Un regista russo (ma con una produzione francese) ovvero Kirill Serebrennikov. Un regista ucraino, ovvero Sergei Loznitsa, con un documentario che sì muove tra realtà e finzione. Entrambi a modo loro due monumenti del cinema d’autore e due colonne del Festival di Cannes. Ma entrambi anche un monumento alla lotta (cinematografica) contro la Russia di Putin. Loznitsa ha diretto un film, intitolato Donbass (presentato sempre a Cannes), in cui racconta una versione paradossale dello scontro tra Ucraina e “Nuova Russia”. Era il 2018. Serebrennikov invece è diventato negli anni un nemico del regime con i suoi film e le sue prese di posizione, fino ad essere costretto a non poter uscire dalla Russia. L’anno scorso Petrov’s Flu era in concorso ma lui non è potuto venire. Ora è fuggito.

Non era difficile immaginare che sarebbe andata così, cioè che ci sarebbe stata una simile presa di posizione dal festival di Cannes (che come molti altri maggiori aveva già annunciato che non avrebbe preso film finanziati dallo stato russo) ma è probabile che nessuno uguaglierà una coppia così simbolica.

Per il resto l’annuncio della line-up di oggi riporta le lancette indietro al 2019, a prima della pandemia. Con l’America che giunge in forze, i grandissimi autori chiamati a fare passerella e quella consueta aria da “festone dei vecchi amici” che Cannes ha assunto negli ultimi anni. Almeno metà del concorso e fuori concorso infatti è composto da nomi immensi, quelli i cui film tutti vogliamo vedere, che tuttavia non centrano un filmone all’altezza del loro nome da anni. La speranza è che ci sia almeno un caso Dolor Y Gloria, cioè di un cineasta dato per disperso che invece tira fuori un colpo di coda clamoroso. Ma sempre di colpo di coda parliamo.

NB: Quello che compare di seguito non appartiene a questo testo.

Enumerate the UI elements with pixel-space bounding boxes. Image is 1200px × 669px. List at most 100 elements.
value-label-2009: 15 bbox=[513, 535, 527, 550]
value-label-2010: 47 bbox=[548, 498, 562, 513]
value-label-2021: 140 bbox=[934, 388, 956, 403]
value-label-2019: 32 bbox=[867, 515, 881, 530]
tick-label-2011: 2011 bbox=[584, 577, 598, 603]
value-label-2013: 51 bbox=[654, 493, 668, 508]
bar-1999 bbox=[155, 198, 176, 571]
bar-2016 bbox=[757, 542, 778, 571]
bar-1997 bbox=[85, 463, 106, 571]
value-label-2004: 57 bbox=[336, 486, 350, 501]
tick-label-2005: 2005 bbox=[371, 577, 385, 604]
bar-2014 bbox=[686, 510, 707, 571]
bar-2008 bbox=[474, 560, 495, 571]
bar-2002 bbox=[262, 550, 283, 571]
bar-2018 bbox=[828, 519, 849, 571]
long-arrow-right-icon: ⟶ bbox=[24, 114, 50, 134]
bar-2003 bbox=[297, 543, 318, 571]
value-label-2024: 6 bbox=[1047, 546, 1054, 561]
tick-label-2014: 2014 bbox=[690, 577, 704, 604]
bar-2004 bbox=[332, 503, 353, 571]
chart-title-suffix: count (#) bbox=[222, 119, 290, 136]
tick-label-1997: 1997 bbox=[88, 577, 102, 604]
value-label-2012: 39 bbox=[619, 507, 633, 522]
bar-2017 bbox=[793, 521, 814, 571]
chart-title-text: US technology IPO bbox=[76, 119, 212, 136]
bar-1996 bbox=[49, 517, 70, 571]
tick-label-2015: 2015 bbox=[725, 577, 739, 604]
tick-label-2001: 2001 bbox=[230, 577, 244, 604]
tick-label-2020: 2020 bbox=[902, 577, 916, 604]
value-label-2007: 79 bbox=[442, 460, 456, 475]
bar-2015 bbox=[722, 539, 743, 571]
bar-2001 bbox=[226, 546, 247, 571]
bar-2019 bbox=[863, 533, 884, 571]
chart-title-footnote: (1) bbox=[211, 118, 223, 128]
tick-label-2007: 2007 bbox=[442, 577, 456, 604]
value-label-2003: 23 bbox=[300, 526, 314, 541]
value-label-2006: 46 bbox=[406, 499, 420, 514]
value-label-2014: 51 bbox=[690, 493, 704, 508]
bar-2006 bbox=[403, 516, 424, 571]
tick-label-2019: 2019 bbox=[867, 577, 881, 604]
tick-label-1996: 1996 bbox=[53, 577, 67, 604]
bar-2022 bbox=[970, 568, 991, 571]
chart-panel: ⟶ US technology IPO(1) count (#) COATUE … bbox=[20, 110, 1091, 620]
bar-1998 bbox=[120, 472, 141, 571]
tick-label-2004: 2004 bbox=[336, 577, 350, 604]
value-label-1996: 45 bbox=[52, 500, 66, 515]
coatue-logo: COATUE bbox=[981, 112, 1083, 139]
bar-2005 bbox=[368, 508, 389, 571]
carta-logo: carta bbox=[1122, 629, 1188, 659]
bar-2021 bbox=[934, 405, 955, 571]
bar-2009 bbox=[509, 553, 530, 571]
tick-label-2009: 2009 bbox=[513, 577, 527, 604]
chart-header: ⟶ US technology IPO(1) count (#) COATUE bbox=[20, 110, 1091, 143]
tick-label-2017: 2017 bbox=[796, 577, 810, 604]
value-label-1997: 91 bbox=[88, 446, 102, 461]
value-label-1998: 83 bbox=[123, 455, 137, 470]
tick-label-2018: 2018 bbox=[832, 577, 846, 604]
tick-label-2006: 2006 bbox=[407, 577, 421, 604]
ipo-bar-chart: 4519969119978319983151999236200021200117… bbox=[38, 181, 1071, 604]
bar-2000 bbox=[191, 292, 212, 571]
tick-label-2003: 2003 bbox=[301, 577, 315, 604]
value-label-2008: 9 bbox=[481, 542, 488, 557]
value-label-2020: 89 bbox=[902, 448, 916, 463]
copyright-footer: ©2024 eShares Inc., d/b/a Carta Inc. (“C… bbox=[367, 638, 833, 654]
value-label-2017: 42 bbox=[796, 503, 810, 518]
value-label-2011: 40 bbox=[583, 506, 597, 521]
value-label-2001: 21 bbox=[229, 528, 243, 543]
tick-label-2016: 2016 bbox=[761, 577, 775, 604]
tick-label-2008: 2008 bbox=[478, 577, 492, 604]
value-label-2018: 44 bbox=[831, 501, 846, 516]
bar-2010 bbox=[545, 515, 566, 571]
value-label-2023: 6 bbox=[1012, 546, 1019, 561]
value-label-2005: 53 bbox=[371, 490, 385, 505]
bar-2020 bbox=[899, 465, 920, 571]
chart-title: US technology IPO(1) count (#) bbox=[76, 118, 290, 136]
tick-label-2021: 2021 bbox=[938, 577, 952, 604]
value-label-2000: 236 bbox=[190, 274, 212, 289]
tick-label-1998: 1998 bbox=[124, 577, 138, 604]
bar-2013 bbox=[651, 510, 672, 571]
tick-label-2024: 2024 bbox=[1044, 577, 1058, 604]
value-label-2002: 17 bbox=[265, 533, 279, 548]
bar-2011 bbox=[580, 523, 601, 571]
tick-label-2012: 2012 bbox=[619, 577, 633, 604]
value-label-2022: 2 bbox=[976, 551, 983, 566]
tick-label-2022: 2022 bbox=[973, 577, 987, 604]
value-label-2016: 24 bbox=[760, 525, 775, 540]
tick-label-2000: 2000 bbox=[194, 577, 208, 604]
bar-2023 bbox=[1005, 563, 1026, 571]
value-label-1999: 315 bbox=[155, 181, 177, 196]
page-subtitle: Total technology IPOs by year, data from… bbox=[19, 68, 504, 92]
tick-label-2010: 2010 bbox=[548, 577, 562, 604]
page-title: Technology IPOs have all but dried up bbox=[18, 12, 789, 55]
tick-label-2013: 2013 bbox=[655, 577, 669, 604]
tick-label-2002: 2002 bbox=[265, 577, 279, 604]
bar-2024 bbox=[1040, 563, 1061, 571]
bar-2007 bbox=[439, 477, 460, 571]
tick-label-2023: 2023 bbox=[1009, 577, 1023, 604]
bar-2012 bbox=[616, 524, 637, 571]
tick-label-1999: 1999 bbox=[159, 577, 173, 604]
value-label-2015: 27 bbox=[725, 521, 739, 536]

Perché se il fuori concorso, andando a guardare nello specifico, è composto giustamente per fare il suo lavoro, cioè per attirare i grandi nomi, fare tappeto rosso, mostrare il lato spettacolare del cinema al suo meglio e celebrarne in questa maniera la capacità eccezionale di sapersi ancora posizionare al centro del discorso sociale e popolare (praticamente ci sono solo americani e francesi), mentre Cannes Premiere flirta con timidezza e un po’ di paura con la serialità televisiva (a Cannes è sempre pericoloso farlo perché gli esercenti francesi siedono nel consiglio di amministrazione e hanno un brutto carattere), il concorso sembra progettato per non far vincere niente di nuovo.

Veniamo da anni in cui nomi “relativamente” nuovi o davvero nuovi si sono portati a casa la Palma d’Oro. Anni in cui le giurie, sempre diverse, sono state molto chiare. A partire dal 2017 hanno vinto The Square (quinto film di Ostlund), Un affare di famiglia (Kore-eda non era proprio giovanissimo ma la sua esplosione in occidente era molto recente), Parasite (altro cineasta noto ai cinefili ma di casa ai festival maggiori da poco) e poi Titane (opera seconda). È dal 2016 che non vince un grande vecchio (Ken Loach con Io, Daniel Blake) e l’impressione è che quest’anno la partita sia stata acchittata per facilitare un premio ad un grande nome, di modo da confermare a tutti quelli in ascolto che a Cannes le vecchie glorie possono vincere.

Perché i contendenti più giovani, al netto di grandi sorprese, non solo non sembrano avere la stoffa della Palma ma nella loro filmografia non hanno niente di nemmeno lontanamente paragonabile ad un film da premio. Sembrano sparring partner facili da battere. Se poi si aggiunge che comunque questi sono una decisa minoranza rispetto ai nomi altisonanti (ma non sempre nella parte più in forma della loro carriera), è facile immaginare che quest’anno la Palma possa andare ad un grande vecchio del cinema o al massimo ad una conferma, cioè ad un cineasta come Cristian Mungiu (già vincitore) o Park Chan-Wook (già un cocco della cinefilia) o, se il film lo consente, in un impeto politico a Serebrennikov.

Ali Abbasi, Tarik Saleh, Saeed Roustaee, Valeria Bruni Tedeschi ma anche Kelly Reichardt e Claire Denis dovrebbero davvero stupire per andare a Palma. Forse solo Lukas Dhont, per quel che ha fatto vedere con Girl, qualora avesse realizzato un grandissimo film, potrebbe scippare il premio. Ma è 1 su 18.